We didn’t want to spook him anymore, so both Nitro and I slid our pistols into their holsters, and Edge put away his knife.

The door scraped as Elias opened it. He stepped into the corridor just enough for the fluorescent light to show a haggard man in an overwashed T-shirt, jeans that had seen too many days, and bare feet gone gray with dust. A lanyard hung around his neck with a small black fob at the end, scuffed, edges worn—the kind of hardware key a man wore to bed when he didn’t trust his surroundings.

Kane’s voice was quiet steel. “Gun, Elias.”

He was making it clear that nothing else would be said or done until we were no longer being threatened.

Elias looked at the pistol like he’d forgotten it, then placed it on the floor with deliberate care and nudged it toward Nitro with his toe. Nitro scooped it up, weighed it with a face that said tragic, then cleared the chamber and pocketed the mag.

Elias sagged back against the jamb, both hands braced behind him like the door was the only thing keeping him vertical.

“Start at the top.” Edge’s voice was almost gentle, which is a trick if you know him. “Who’s the she you’re terrified of? How did we get here? And if I like the answers, you get shoes and something hot that isn’t ninety-day-old coffee.”

“Bellatrix Creed,” he spat, the name like a pitch-black pit he couldn’t see the bottom of.

“Chief compliance on paper. Functionally? Queen of rot. She built a private market out of fear.” He pushed off the jamb and gestured with two fingers at the humming racks.
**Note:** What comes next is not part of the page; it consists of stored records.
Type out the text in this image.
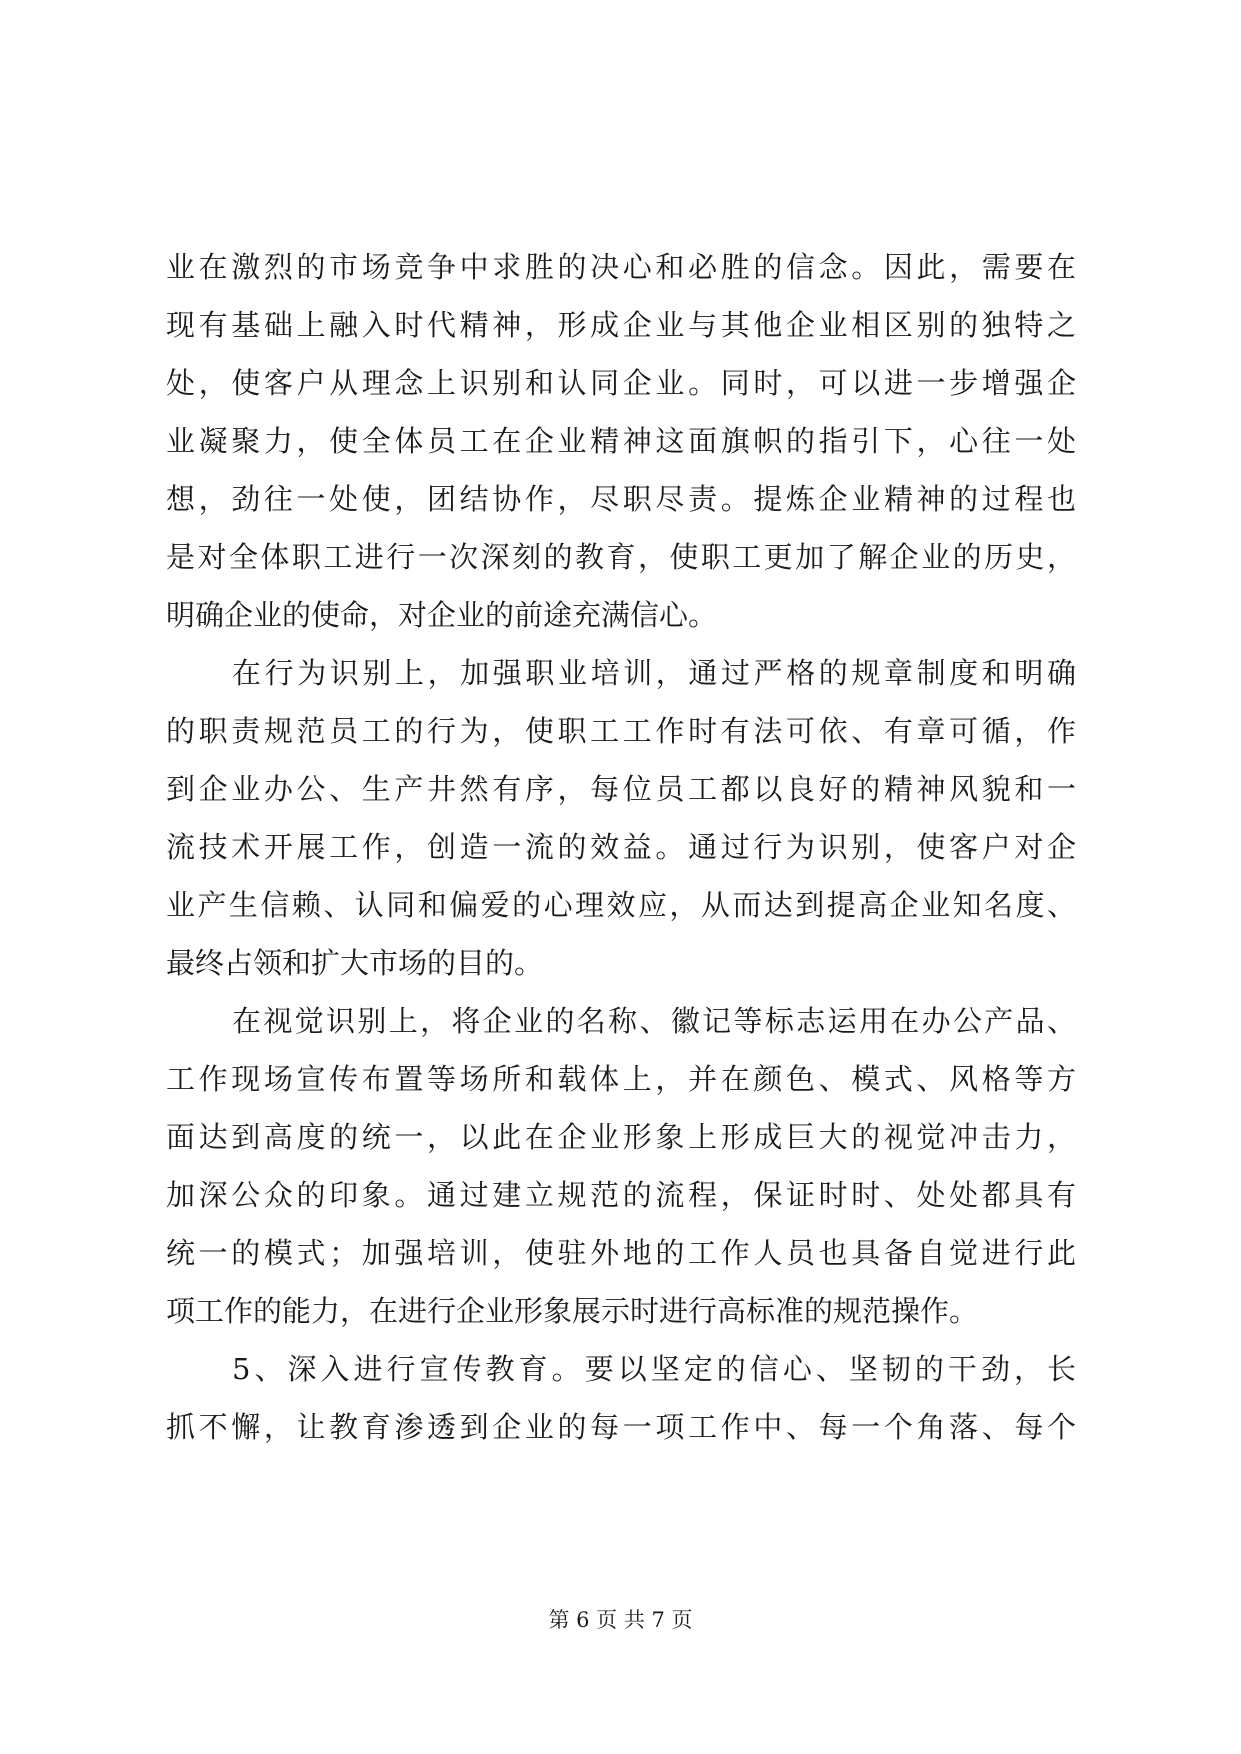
业在激烈的市场竞争中求胜的决心和必胜的信念。因此，需要在
现有基础上融入时代精神，形成企业与其他企业相区别的独特之
处，使客户从理念上识别和认同企业。同时，可以进一步增强企
业凝聚力，使全体员工在企业精神这面旗帜的指引下，心往一处
想，劲往一处使，团结协作，尽职尽责。提炼企业精神的过程也
是对全体职工进行一次深刻的教育，使职工更加了解企业的历史，
明确企业的使命，对企业的前途充满信心。
在行为识别上，加强职业培训，通过严格的规章制度和明确
的职责规范员工的行为，使职工工作时有法可依、有章可循，作
到企业办公、生产井然有序，每位员工都以良好的精神风貌和一
流技术开展工作，创造一流的效益。通过行为识别，使客户对企
业产生信赖、认同和偏爱的心理效应，从而达到提高企业知名度、
最终占领和扩大市场的目的。
在视觉识别上，将企业的名称、徽记等标志运用在办公产品、
工作现场宣传布置等场所和载体上，并在颜色、模式、风格等方
面达到高度的统一，以此在企业形象上形成巨大的视觉冲击力，
加深公众的印象。通过建立规范的流程，保证时时、处处都具有
统一的模式；加强培训，使驻外地的工作人员也具备自觉进行此
项工作的能力，在进行企业形象展示时进行高标准的规范操作。
5、深入进行宣传教育。要以坚定的信心、坚韧的干劲，长
抓不懈，让教育渗透到企业的每一项工作中、每一个角落、每个
第 6 页 共 7 页
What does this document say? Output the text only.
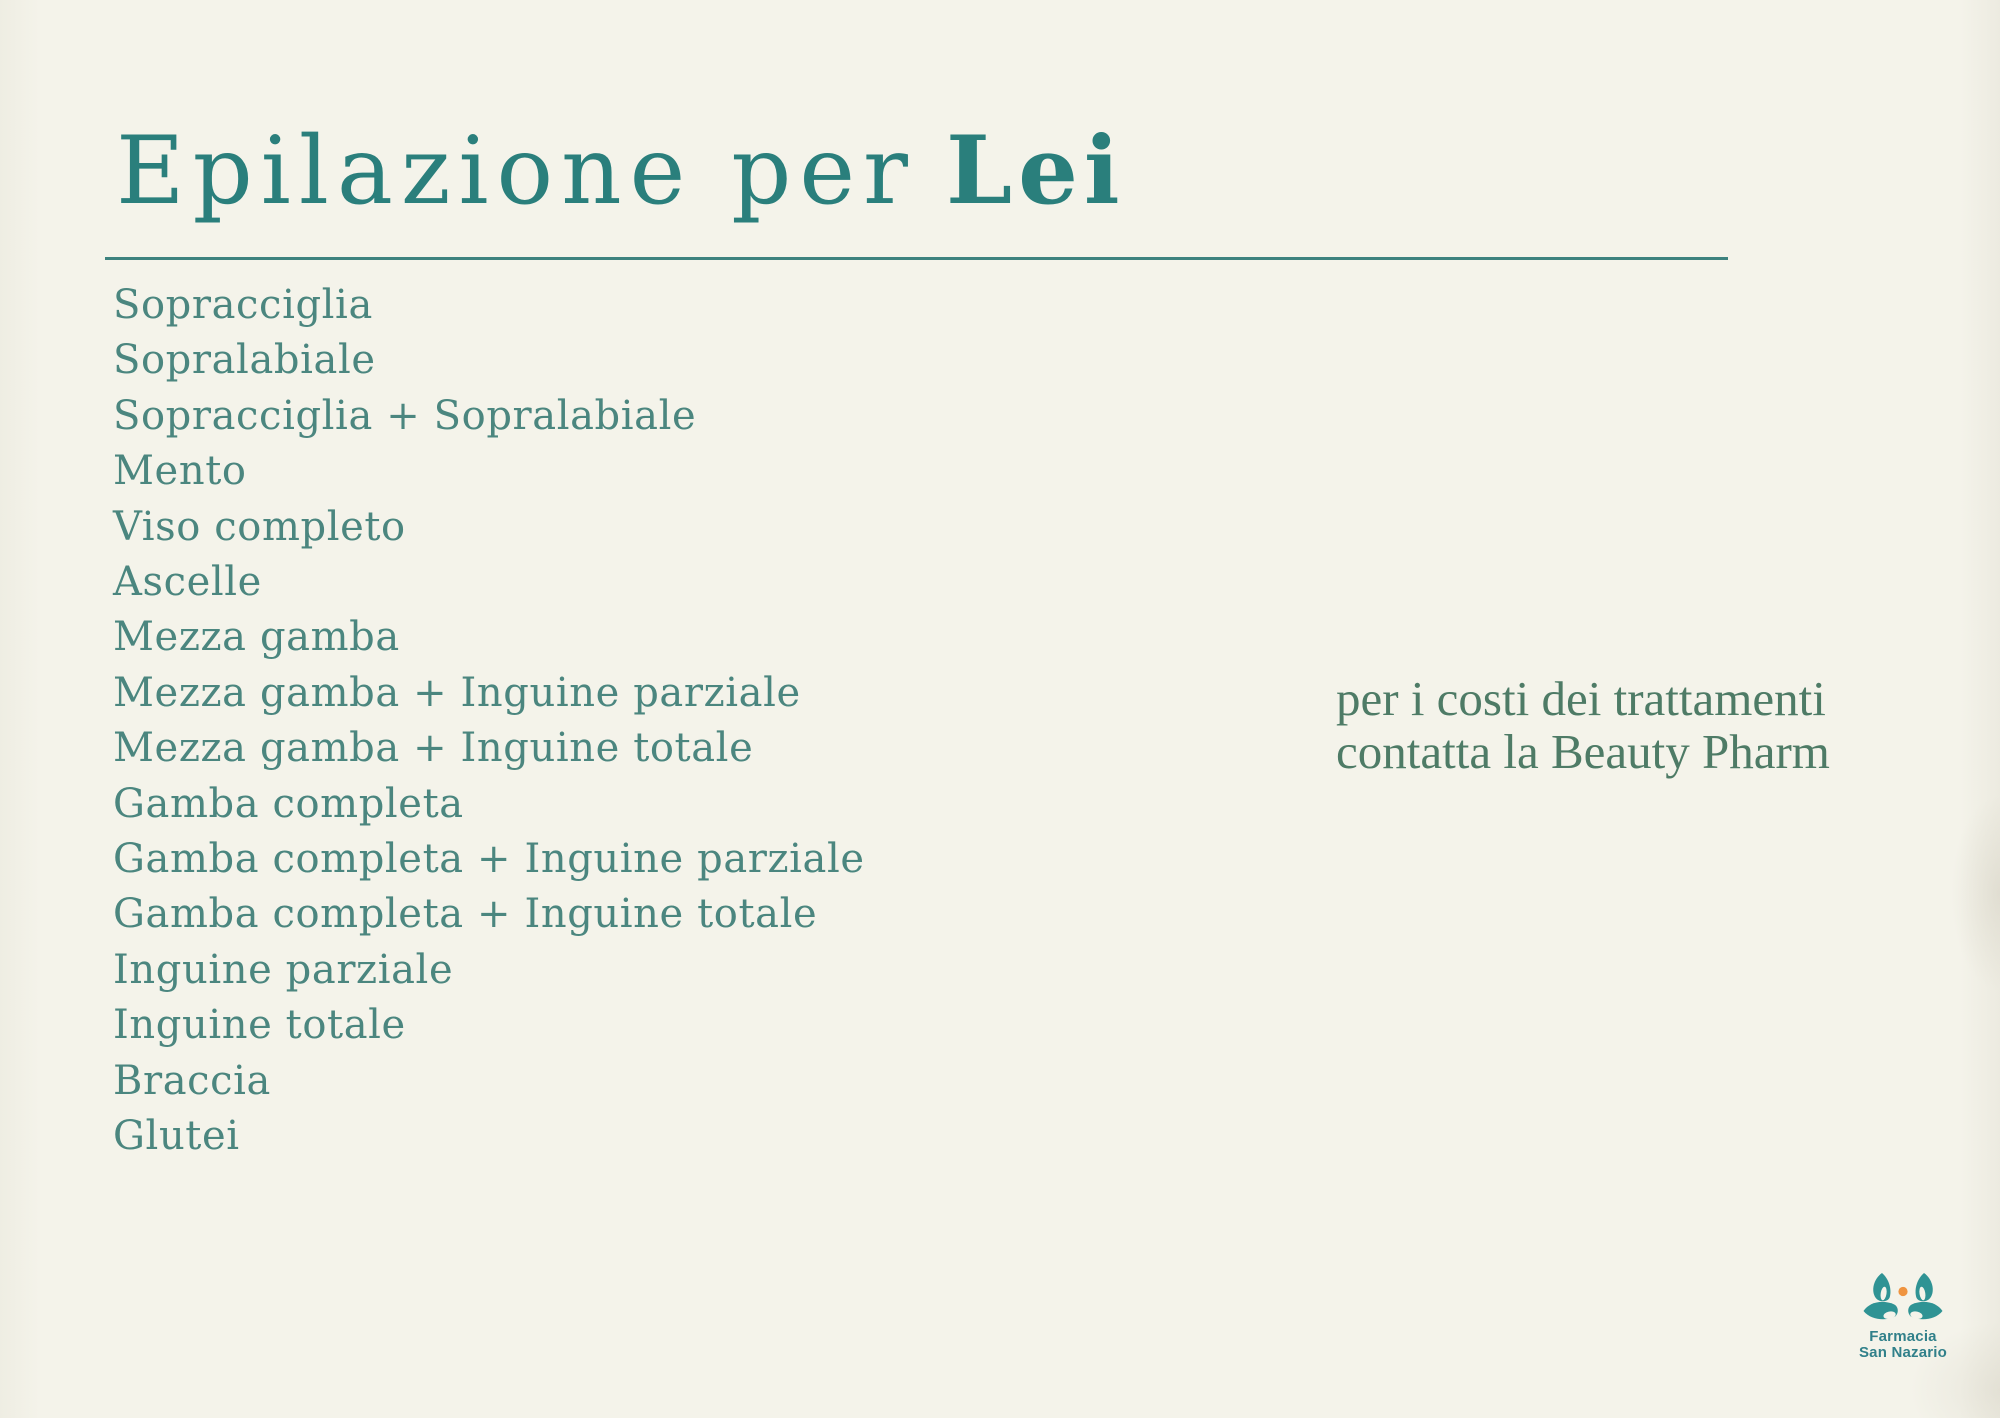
Epilazione per Lei
Sopracciglia
Sopralabiale
Sopracciglia + Sopralabiale
Mento
Viso completo
Ascelle
Mezza gamba
Mezza gamba + Inguine parziale
Mezza gamba + Inguine totale
Gamba completa
Gamba completa + Inguine parziale
Gamba completa + Inguine totale
Inguine parziale
Inguine totale
Braccia
Glutei
per i costi dei trattamenti
contatta la Beauty Pharm
Farmacia
San Nazario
“They call it The Ledger because this country loves a polite lie. It cataloged weaknesses. Debts, secrets, pressure points. The access was supposed to be ring-fenced. Legal would call it liability control. Internal language. Guardrails. She loved that word. Guardrails.” His laugh went thin, all edges.

“What she built were rails for a cattle chute.”

Nitro had stepped just inside the room. He set a fallen office chair upright with a toe, then dropped onto it, elbows on knees, eyes steady on Elias. Combat-patient—which was Nitro’s version of a hug. “How does a ledger turn into a blackmail factory?”